ICWA’s supporters also claim that it’s legitimate to treat Indian children differently because tribal governments are sovereign. But all Indians are citizens of the United States, and the courts of France or China could never assert power to decide child custody cases involving children in Nevada or Connecticut just because the children involved were of French or Chinese descent. Nor could Congress create such an arrangement. In Reid v. Covert (1957), the Supreme Court ruled that the federal government cannot make a treaty with a foreign country that subjects American citizens to a separate court system that lacks our Constitution’s due process guarantees. Yet that’s exactly what ICWA does. All Indian children are citizens of the United States, but this law segregates them into a distinct, less-protective legal system that nullifies the “best interests” rule and sometimes forces cases into tribal courts where the Constitution doesn’t apply.
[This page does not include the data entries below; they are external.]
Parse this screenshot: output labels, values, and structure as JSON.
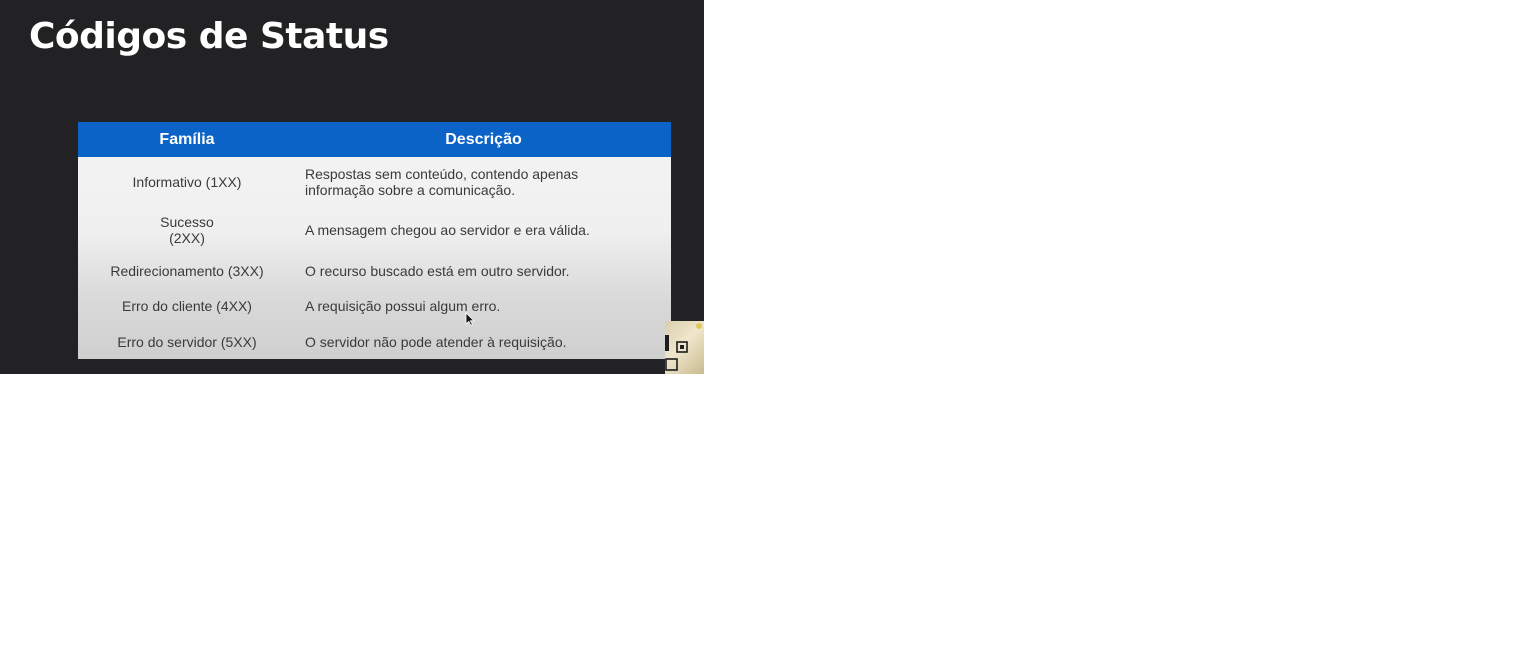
{
  "slide": {
    "title": "Códigos de Status"
  },
  "table": {
    "headers": {
      "family": "Família",
      "description": "Descrição"
    },
    "rows": [
      {
        "family": [
          "Informativo (1XX)"
        ],
        "description": [
          "Respostas sem conteúdo, contendo apenas",
          "informação sobre a comunicação."
        ]
      },
      {
        "family": [
          "Sucesso",
          "(2XX)"
        ],
        "description": [
          "A mensagem chegou ao servidor e era válida."
        ]
      },
      {
        "family": [
          "Redirecionamento (3XX)"
        ],
        "description": [
          "O recurso buscado está em outro servidor."
        ]
      },
      {
        "family": [
          "Erro do cliente (4XX)"
        ],
        "description": [
          "A requisição possui algum erro."
        ]
      },
      {
        "family": [
          "Erro do servidor (5XX)"
        ],
        "description": [
          "O servidor não pode atender à requisição."
        ]
      }
    ]
  },
  "colors": {
    "slide_background": "#222224",
    "header_background": "#0b63c8",
    "header_text": "#ffffff",
    "cell_text": "#3a3a3a"
  },
  "icons": {
    "cursor": "arrow-cursor-icon",
    "webcam": "webcam-overlay"
  }
}
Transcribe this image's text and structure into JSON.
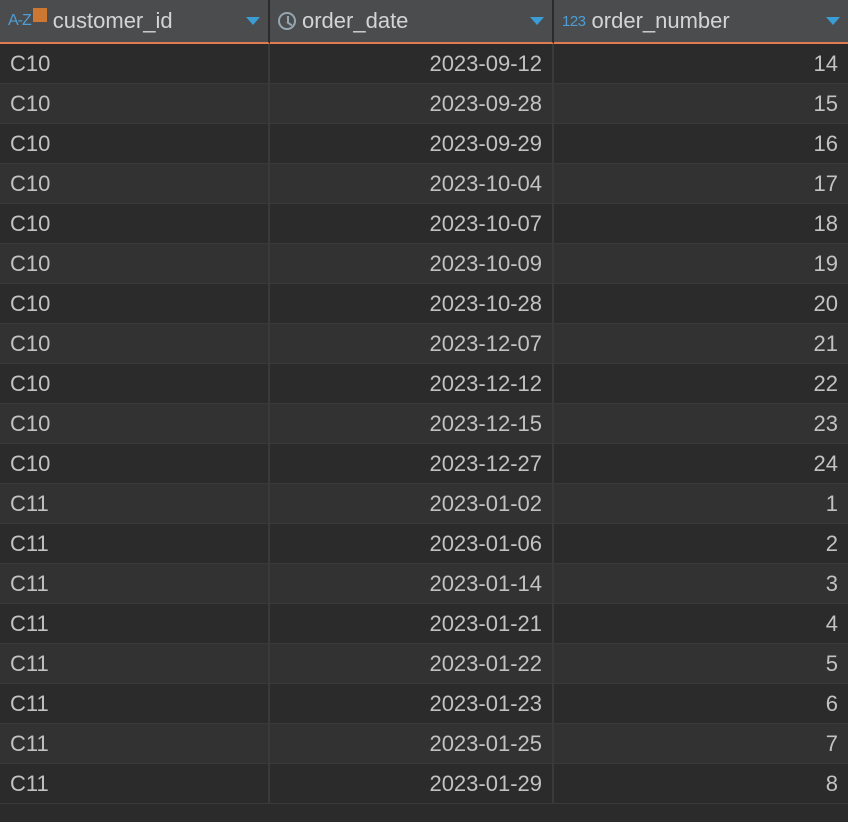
{
  "columns": [
    {
      "label": "customer_id",
      "type": "text-key",
      "align": "left"
    },
    {
      "label": "order_date",
      "type": "datetime",
      "align": "right"
    },
    {
      "label": "order_number",
      "type": "number",
      "align": "right"
    }
  ],
  "type_badges": {
    "text": "A-Z",
    "number": "123"
  },
  "rows": [
    {
      "customer_id": "C10",
      "order_date": "2023-09-12",
      "order_number": "14"
    },
    {
      "customer_id": "C10",
      "order_date": "2023-09-28",
      "order_number": "15"
    },
    {
      "customer_id": "C10",
      "order_date": "2023-09-29",
      "order_number": "16"
    },
    {
      "customer_id": "C10",
      "order_date": "2023-10-04",
      "order_number": "17"
    },
    {
      "customer_id": "C10",
      "order_date": "2023-10-07",
      "order_number": "18"
    },
    {
      "customer_id": "C10",
      "order_date": "2023-10-09",
      "order_number": "19"
    },
    {
      "customer_id": "C10",
      "order_date": "2023-10-28",
      "order_number": "20"
    },
    {
      "customer_id": "C10",
      "order_date": "2023-12-07",
      "order_number": "21"
    },
    {
      "customer_id": "C10",
      "order_date": "2023-12-12",
      "order_number": "22"
    },
    {
      "customer_id": "C10",
      "order_date": "2023-12-15",
      "order_number": "23"
    },
    {
      "customer_id": "C10",
      "order_date": "2023-12-27",
      "order_number": "24"
    },
    {
      "customer_id": "C11",
      "order_date": "2023-01-02",
      "order_number": "1"
    },
    {
      "customer_id": "C11",
      "order_date": "2023-01-06",
      "order_number": "2"
    },
    {
      "customer_id": "C11",
      "order_date": "2023-01-14",
      "order_number": "3"
    },
    {
      "customer_id": "C11",
      "order_date": "2023-01-21",
      "order_number": "4"
    },
    {
      "customer_id": "C11",
      "order_date": "2023-01-22",
      "order_number": "5"
    },
    {
      "customer_id": "C11",
      "order_date": "2023-01-23",
      "order_number": "6"
    },
    {
      "customer_id": "C11",
      "order_date": "2023-01-25",
      "order_number": "7"
    },
    {
      "customer_id": "C11",
      "order_date": "2023-01-29",
      "order_number": "8"
    }
  ]
}
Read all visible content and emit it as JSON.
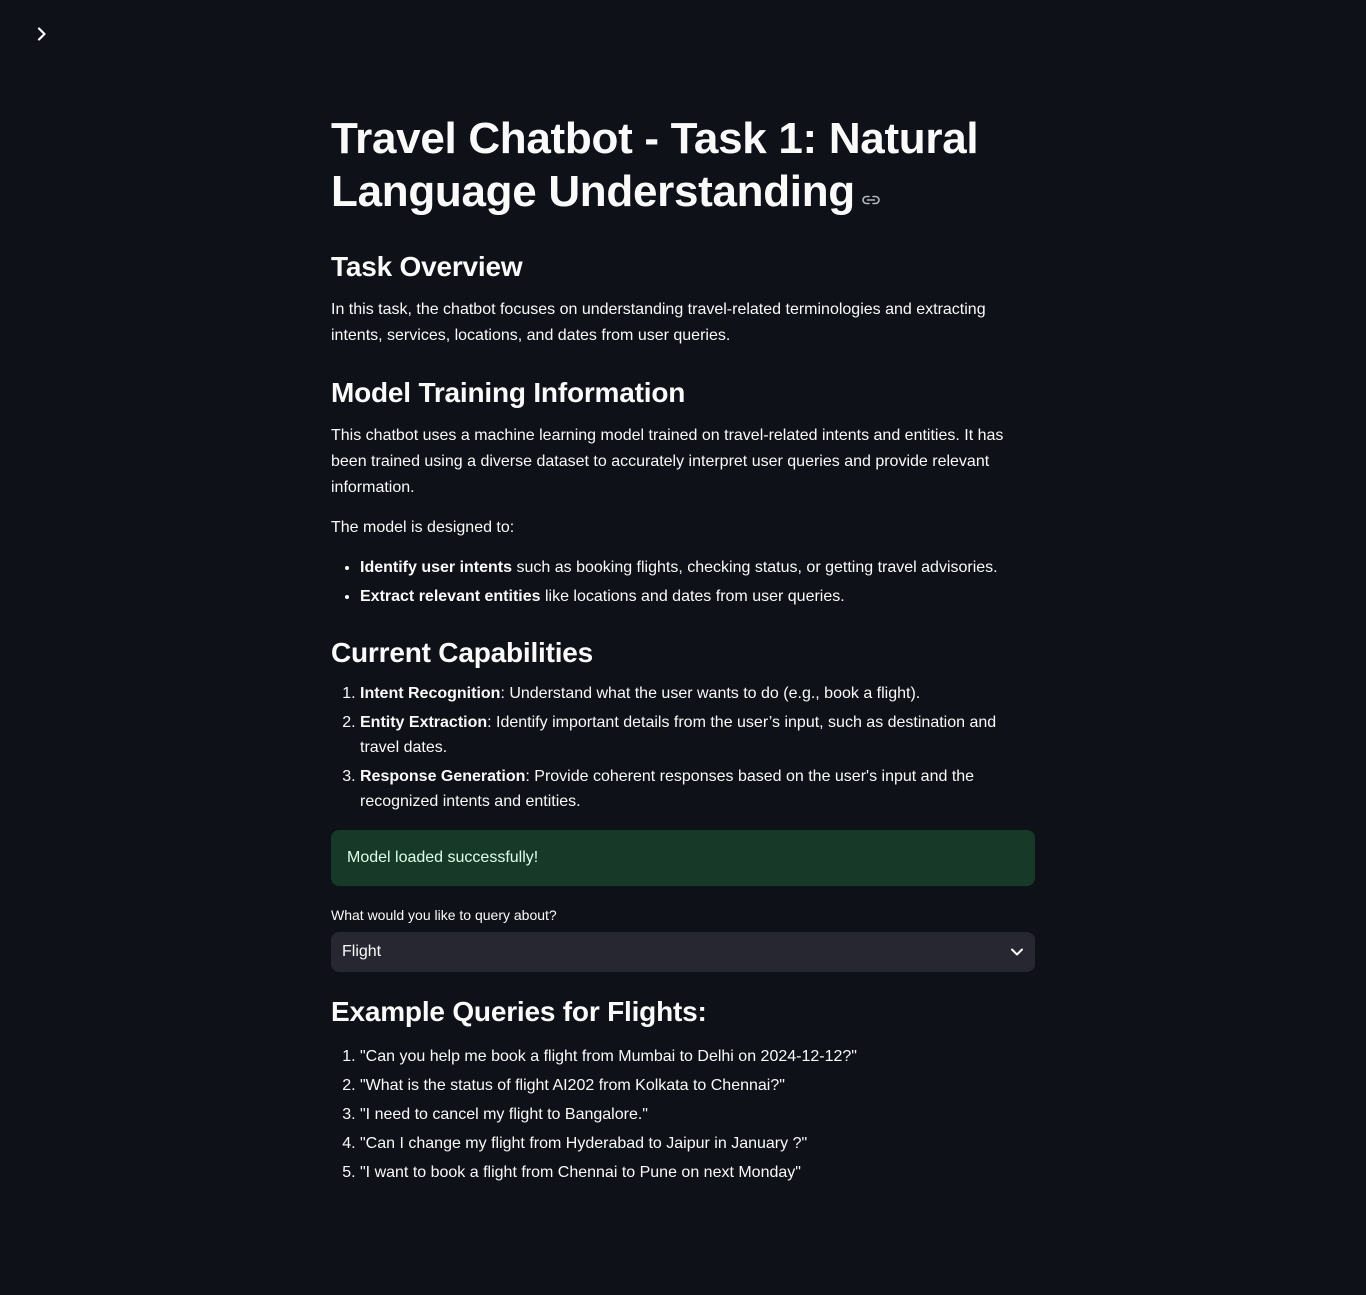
{
  "sidebar": {
    "toggle_icon": "chevron-right-icon"
  },
  "main": {
    "title": "Travel Chatbot - Task 1: Natural Language Understanding",
    "title_link_icon": "link-icon",
    "overview": {
      "heading": "Task Overview",
      "text": "In this task, the chatbot focuses on understanding travel-related terminologies and extracting intents, services, locations, and dates from user queries."
    },
    "model_info": {
      "heading": "Model Training Information",
      "text": "This chatbot uses a machine learning model trained on travel-related intents and entities. It has been trained using a diverse dataset to accurately interpret user queries and provide relevant information.",
      "designed_to": "The model is designed to:",
      "bullets": [
        {
          "bold": "Identify user intents",
          "rest": " such as booking flights, checking status, or getting travel advisories."
        },
        {
          "bold": "Extract relevant entities",
          "rest": " like locations and dates from user queries."
        }
      ]
    },
    "capabilities": {
      "heading": "Current Capabilities",
      "items": [
        {
          "bold": "Intent Recognition",
          "rest": ": Understand what the user wants to do (e.g., book a flight)."
        },
        {
          "bold": "Entity Extraction",
          "rest": ": Identify important details from the user’s input, such as destination and travel dates."
        },
        {
          "bold": "Response Generation",
          "rest": ": Provide coherent responses based on the user's input and the recognized intents and entities."
        }
      ]
    },
    "status": {
      "text": "Model loaded successfully!",
      "color": "#173928"
    },
    "query_select": {
      "label": "What would you like to query about?",
      "value": "Flight",
      "icon": "chevron-down-icon"
    },
    "examples": {
      "heading": "Example Queries for Flights:",
      "items": [
        "\"Can you help me book a flight from Mumbai to Delhi on 2024-12-12?\"",
        "\"What is the status of flight AI202 from Kolkata to Chennai?\"",
        "\"I need to cancel my flight to Bangalore.\"",
        "\"Can I change my flight from Hyderabad to Jaipur in January ?\"",
        "\"I want to book a flight from Chennai to Pune on next Monday\""
      ]
    }
  }
}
That doesn’t preserve sovereignty—and it certainly doesn’t expunge the injustices of past generations. Instead, it inflicts new injustices on America’s most vulnerable minority. Native American children are at greater risk of virtually every social pathology, from gang membership to alcoholism to molestation, than any other demographic. Yet ICWA subordinates their needs to racial considerations—for the express purpose of keeping Indians separated from their fellow Americans.

The story of baby Ingrid, at least, seems to have a happy ending. She has been returned to her parents. But for too many Indian kids, the story ends differently—often in poverty, neglect, and abuse. There are adults out there ready and willing to help them, except that federal law says they’re the “wrong” race. It’s time we set aside these obscene racial barriers and give these children the same legal protections that all other American kids enjoy.

Timothy Sandefur is vice president for litigation at the Goldwater Institute, which represents litigants in several cases challenging ICWA, including the Ohio, Arizona, and California cases discussed above.